Chroma‘s filters are made in a clean room setting. The company has changed its shifts to minimize the number of people who are in the building at the same time.

“That said, we’ve had to double down on cleaning,” said Lessell. “It’s a moral imperative, a business imperative that we have to stay healthy in order to keep producing.”

The company has also made accommodations for workers who are particularly vulnerable to the virus, such as those whose immune systems are compromised, by creating an overnight shift on the weekend.

Lessell said he expects the company to continue its rapid production growth over the next few months. He noted that the company has grown all but two years since 1991.

“We’re fortunate that the markets we serve and the larger photonics industry is growing very rapidly anyway, apart from any of this,” he said. “There are a lot of things outside of the biomedical field that drive demand for filters right now,” such as navigation in automobiles, LIDAR, drones, and high-spectral imaging.

“The crisis of the moment, as opposed to crop management or virtual reality — those customers are important to us, but in terms of what feels to us like the moral imperative, it’s the fight against this pandemic right now. There’s a timeliness issue to that.”

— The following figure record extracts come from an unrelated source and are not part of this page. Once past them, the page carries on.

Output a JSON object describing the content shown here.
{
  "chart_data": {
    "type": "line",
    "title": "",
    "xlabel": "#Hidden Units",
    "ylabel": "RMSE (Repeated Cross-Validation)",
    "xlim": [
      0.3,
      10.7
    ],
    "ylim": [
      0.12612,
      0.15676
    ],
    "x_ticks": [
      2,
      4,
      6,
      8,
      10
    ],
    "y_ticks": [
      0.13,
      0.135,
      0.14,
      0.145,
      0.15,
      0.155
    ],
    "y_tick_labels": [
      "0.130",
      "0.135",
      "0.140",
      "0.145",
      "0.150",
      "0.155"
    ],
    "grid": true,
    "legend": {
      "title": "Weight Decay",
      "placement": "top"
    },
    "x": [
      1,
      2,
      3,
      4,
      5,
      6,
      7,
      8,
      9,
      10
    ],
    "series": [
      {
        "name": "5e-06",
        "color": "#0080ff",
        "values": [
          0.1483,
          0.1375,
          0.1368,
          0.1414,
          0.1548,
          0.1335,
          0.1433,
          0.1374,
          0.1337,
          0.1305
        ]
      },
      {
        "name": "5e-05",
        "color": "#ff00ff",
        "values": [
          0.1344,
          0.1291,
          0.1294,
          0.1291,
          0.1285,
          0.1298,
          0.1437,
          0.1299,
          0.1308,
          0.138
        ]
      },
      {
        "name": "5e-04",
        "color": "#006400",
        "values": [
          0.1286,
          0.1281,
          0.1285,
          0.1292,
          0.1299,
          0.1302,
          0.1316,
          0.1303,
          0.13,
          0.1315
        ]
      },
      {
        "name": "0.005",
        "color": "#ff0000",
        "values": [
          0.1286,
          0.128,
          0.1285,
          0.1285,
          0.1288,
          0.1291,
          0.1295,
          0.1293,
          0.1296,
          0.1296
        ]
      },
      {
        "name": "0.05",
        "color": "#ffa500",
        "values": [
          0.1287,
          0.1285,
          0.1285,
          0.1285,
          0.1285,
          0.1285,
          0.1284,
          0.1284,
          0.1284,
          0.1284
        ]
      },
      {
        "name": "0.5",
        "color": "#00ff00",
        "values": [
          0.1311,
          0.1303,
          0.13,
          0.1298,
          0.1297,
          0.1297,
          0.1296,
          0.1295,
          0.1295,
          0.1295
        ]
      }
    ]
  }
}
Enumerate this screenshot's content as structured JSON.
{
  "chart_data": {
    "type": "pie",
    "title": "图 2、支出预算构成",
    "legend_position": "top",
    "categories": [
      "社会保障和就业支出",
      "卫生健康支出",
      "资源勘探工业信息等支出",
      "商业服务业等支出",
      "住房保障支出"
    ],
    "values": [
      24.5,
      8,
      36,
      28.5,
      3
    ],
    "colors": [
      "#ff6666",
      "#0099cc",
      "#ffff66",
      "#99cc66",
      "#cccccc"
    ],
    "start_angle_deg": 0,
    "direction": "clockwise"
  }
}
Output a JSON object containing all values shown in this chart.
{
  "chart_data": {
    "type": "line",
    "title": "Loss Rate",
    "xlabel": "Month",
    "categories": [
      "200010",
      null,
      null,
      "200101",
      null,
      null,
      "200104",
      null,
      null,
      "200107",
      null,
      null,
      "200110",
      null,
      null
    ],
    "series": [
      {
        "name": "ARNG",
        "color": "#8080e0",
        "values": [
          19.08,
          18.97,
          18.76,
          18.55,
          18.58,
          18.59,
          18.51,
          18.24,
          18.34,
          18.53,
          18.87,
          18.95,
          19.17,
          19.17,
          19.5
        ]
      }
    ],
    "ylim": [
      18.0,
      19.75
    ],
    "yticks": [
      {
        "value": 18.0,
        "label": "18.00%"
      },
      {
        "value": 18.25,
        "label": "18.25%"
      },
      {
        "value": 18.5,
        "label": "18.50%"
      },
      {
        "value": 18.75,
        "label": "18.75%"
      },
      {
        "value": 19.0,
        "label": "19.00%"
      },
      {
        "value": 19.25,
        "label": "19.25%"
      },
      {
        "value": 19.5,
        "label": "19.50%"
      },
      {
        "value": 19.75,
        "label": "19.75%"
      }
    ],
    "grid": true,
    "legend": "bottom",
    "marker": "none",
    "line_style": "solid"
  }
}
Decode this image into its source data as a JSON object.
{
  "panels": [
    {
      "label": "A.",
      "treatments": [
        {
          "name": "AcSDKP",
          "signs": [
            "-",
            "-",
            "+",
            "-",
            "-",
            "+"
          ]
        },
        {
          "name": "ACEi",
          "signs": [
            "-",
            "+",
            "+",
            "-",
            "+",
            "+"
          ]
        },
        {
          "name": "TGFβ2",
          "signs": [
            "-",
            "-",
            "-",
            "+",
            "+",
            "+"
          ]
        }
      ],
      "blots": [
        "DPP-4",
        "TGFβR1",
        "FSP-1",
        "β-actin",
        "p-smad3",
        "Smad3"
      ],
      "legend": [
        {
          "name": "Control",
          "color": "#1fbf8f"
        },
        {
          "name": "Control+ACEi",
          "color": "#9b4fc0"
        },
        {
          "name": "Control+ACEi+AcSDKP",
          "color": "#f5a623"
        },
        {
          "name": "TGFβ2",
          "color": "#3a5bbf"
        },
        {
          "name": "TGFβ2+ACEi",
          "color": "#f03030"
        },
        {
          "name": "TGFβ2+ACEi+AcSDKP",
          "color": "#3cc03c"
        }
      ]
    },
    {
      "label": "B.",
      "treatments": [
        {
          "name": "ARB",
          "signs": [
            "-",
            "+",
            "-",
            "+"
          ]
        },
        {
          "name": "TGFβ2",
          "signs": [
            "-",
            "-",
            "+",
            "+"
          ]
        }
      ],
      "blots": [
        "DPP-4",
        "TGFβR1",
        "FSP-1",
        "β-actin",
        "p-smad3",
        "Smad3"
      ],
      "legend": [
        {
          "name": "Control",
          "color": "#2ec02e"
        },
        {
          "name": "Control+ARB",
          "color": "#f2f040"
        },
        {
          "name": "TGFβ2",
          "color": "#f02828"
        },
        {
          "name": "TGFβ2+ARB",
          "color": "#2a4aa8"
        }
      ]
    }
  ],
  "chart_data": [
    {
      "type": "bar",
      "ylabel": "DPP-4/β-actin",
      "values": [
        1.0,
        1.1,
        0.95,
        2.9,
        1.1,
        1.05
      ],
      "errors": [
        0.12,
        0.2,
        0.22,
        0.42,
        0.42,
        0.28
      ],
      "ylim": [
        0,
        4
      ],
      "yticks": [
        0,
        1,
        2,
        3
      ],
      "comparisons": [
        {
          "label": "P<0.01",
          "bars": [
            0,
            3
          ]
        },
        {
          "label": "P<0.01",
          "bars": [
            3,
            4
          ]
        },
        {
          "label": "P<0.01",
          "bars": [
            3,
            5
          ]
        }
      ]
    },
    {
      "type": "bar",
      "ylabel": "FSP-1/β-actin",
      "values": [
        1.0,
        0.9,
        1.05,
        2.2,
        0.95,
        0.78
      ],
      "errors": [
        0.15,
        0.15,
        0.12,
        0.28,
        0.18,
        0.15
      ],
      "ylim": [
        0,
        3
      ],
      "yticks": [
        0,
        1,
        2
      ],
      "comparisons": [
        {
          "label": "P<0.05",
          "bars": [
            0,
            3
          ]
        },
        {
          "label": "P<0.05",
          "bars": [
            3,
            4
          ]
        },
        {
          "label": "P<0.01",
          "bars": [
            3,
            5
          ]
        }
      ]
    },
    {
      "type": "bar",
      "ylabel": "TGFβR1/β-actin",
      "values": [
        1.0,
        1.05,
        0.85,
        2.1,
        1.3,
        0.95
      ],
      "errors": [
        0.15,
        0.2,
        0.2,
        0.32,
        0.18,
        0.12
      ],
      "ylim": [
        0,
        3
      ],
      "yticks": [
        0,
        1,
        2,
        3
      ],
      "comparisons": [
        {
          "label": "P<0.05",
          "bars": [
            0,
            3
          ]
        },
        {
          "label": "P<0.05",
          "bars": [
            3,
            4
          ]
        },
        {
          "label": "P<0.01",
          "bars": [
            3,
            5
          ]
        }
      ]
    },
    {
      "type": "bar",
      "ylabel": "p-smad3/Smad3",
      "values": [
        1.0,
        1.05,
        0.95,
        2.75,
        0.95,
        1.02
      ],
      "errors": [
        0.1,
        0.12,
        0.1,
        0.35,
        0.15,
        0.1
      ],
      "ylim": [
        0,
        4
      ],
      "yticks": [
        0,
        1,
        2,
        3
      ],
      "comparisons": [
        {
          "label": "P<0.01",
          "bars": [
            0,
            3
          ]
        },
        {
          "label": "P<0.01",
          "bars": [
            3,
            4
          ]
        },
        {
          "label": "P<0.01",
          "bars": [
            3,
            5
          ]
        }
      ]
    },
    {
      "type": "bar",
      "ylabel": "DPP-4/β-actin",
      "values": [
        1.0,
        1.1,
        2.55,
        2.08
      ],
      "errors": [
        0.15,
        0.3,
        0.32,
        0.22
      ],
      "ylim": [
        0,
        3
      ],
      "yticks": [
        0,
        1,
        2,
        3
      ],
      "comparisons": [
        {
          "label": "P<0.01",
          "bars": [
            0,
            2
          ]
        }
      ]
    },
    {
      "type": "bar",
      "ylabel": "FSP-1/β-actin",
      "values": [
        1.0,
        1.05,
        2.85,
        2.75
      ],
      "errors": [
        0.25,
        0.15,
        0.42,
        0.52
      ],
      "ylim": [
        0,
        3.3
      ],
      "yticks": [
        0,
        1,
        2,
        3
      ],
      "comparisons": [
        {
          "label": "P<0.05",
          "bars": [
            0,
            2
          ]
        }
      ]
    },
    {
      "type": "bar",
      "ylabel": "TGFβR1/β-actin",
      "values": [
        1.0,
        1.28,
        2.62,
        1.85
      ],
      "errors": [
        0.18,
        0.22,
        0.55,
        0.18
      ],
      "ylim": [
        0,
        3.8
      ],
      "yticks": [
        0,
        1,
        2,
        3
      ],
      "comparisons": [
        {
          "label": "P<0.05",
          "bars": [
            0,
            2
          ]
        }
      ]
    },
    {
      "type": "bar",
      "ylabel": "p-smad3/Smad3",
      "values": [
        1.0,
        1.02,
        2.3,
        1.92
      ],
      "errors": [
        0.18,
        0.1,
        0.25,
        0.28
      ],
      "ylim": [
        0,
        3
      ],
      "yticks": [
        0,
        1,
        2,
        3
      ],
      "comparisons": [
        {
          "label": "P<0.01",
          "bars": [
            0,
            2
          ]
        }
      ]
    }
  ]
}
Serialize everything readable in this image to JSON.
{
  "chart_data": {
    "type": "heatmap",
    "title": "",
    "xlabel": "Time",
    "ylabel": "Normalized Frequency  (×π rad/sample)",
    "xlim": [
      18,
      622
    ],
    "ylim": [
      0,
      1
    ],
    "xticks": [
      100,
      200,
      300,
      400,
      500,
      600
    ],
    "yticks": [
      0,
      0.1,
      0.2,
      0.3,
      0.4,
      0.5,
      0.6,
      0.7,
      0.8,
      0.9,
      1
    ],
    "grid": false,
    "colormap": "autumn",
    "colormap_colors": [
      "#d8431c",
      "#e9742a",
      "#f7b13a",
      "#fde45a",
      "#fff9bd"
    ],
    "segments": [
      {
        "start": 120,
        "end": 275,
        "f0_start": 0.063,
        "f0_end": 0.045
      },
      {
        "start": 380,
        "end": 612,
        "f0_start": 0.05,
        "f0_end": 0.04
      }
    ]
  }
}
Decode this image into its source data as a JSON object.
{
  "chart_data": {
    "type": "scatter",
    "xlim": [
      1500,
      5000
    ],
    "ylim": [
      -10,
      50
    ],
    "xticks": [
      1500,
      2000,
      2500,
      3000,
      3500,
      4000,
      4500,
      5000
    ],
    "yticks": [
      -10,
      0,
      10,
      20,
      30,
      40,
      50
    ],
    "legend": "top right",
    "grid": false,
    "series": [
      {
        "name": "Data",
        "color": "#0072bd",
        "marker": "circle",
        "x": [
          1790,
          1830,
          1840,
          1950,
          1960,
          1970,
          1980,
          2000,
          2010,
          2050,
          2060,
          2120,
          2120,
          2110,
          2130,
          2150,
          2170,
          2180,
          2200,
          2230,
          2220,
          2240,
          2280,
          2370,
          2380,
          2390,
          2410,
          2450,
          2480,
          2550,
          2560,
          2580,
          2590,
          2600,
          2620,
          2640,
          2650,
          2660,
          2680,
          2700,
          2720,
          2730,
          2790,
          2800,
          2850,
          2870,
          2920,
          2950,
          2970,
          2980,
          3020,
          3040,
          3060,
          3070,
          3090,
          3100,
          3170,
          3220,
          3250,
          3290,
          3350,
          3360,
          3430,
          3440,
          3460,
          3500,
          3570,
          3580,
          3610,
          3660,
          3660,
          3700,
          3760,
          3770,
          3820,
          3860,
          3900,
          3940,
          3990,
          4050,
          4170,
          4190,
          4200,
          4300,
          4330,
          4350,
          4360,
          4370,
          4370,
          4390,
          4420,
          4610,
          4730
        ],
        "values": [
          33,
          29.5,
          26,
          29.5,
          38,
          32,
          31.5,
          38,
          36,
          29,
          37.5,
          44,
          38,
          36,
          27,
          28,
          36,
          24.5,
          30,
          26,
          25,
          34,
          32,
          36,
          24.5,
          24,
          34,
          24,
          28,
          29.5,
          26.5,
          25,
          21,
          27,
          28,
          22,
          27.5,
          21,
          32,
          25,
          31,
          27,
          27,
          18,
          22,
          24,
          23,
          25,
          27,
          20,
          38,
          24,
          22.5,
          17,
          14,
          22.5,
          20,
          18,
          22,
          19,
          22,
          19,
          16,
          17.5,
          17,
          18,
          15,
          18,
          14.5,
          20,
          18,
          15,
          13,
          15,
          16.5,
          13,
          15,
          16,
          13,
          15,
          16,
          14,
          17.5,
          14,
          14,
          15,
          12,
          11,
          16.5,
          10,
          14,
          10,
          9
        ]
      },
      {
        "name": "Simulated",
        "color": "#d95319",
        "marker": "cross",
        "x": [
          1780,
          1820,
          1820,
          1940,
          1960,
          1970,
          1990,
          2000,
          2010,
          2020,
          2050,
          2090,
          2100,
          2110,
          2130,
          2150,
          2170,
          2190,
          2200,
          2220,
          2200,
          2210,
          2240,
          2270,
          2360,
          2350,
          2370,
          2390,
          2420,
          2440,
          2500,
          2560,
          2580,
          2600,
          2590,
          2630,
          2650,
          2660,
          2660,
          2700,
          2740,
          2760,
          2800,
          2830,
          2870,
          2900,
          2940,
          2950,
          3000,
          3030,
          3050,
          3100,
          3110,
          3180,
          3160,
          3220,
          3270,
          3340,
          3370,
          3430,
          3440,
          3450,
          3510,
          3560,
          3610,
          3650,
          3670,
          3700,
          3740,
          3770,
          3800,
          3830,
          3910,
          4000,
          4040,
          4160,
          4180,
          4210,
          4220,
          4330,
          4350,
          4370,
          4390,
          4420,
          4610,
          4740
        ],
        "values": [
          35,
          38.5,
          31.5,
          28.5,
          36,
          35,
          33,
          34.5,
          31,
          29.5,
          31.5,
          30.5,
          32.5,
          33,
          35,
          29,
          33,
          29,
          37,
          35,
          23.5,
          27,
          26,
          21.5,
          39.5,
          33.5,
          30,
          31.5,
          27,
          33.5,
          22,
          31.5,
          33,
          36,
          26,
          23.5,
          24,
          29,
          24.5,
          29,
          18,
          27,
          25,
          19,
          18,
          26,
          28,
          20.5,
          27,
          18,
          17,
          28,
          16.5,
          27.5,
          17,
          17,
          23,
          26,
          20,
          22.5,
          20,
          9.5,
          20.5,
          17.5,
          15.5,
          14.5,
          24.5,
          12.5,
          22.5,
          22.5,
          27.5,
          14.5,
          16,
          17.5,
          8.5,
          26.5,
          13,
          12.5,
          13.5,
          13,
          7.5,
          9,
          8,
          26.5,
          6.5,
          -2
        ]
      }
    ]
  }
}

And while the surge in business is only expected to last for several weeks, Metz noted that he expects manufacturers to continue seeking more reliable sources of raw materials long after the crisis has passed.

“I think it’s going to change our attitudes about the security of global trade,” said Metz of the pandemic and the supply problems experienced by health facilities and manufacturers nationwide. “If I am making ventilators, I am not going to source 100% of my production out of China. I’m going to take a hit on the price” and obtain materials from a more diverse array of places, including Europe and the U.S., he said.